Semiconductor manufacturing processes involve the formation and deposition of various layers. Two layers that exist in semiconductor substrate devices are a poly-silicon layer and a substrate layer. Parasitic capacitance exists between such layers, and it is particularly important to control the parasitic capacitance that exists between the poly-silicon layer and layers beneath the poly-silicon layer, including the substrate. In particular for the substrate, conventional poly-to-substrate capacitance can be high, especially for high impedance poly-silicon devices (or “poly-devices”). The poly-silicon layer can be used to form a poly-resistor or a poly-diode.
FIG. 1 shows an example cross section of a semiconductor substrate with a poly-silicon device according to the prior art. A system 100 includes a p-doped substrate 102 with an N-well (“NW”) doped region 104 under a shallow trench isolation (“STI”) dielectric layer 108. A poly-silicon layer (not shown), such as in device 110, on the STI layer 108 can have a capacitance to the N-well doped region 104 represented by capacitance 120. The capacitance 120 can be about 0.1 fF per micron squared when the STI layer 108 has a depth of 0.3 to 0.4 microns. Also shown in FIG. 1 are P-well (PWELL) doped regions 106A and 106B.

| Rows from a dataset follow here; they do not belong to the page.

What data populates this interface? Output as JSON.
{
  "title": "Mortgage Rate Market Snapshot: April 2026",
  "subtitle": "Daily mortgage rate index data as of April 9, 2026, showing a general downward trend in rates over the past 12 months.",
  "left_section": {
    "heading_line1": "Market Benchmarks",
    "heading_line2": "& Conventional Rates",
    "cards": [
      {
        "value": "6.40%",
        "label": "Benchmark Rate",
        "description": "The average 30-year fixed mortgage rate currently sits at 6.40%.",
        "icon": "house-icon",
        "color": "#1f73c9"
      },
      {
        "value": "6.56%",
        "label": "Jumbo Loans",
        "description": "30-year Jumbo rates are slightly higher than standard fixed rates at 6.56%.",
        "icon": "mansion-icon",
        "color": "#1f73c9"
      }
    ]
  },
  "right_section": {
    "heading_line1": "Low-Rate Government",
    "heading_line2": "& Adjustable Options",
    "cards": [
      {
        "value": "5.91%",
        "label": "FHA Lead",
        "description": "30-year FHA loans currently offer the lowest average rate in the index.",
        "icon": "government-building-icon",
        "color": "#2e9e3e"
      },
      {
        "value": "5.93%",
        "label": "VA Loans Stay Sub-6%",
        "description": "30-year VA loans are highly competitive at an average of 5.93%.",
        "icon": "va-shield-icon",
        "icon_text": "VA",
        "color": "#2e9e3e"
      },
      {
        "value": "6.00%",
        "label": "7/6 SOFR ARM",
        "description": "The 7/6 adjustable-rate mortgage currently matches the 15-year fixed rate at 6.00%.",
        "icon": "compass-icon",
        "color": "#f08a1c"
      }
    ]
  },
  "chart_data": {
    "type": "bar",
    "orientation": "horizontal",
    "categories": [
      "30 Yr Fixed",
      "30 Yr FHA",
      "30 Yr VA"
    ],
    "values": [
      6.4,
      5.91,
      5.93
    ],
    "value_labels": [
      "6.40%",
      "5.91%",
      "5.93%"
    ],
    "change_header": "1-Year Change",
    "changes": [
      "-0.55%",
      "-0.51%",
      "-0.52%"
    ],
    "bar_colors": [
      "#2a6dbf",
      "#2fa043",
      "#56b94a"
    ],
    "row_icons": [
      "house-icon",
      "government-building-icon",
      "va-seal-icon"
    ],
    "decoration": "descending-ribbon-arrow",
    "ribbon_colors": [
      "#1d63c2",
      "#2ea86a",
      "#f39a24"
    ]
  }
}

One conventional technique for reducing the poly-to-substrate capacitance 120 is to increase the thickness of the STI layer 108. However, increasing the thickness of the STI layer 108 limits the density of devices 110 and also increases cost of the end products.
Shortcomings mentioned here are only representative and are included simply to highlight that a need exists for improved electrical components, particularly for poly-silicon devices employed in consumer-level devices, such as mobile phones. Embodiments described herein address certain shortcomings but not necessarily each and every one described here or known in the art.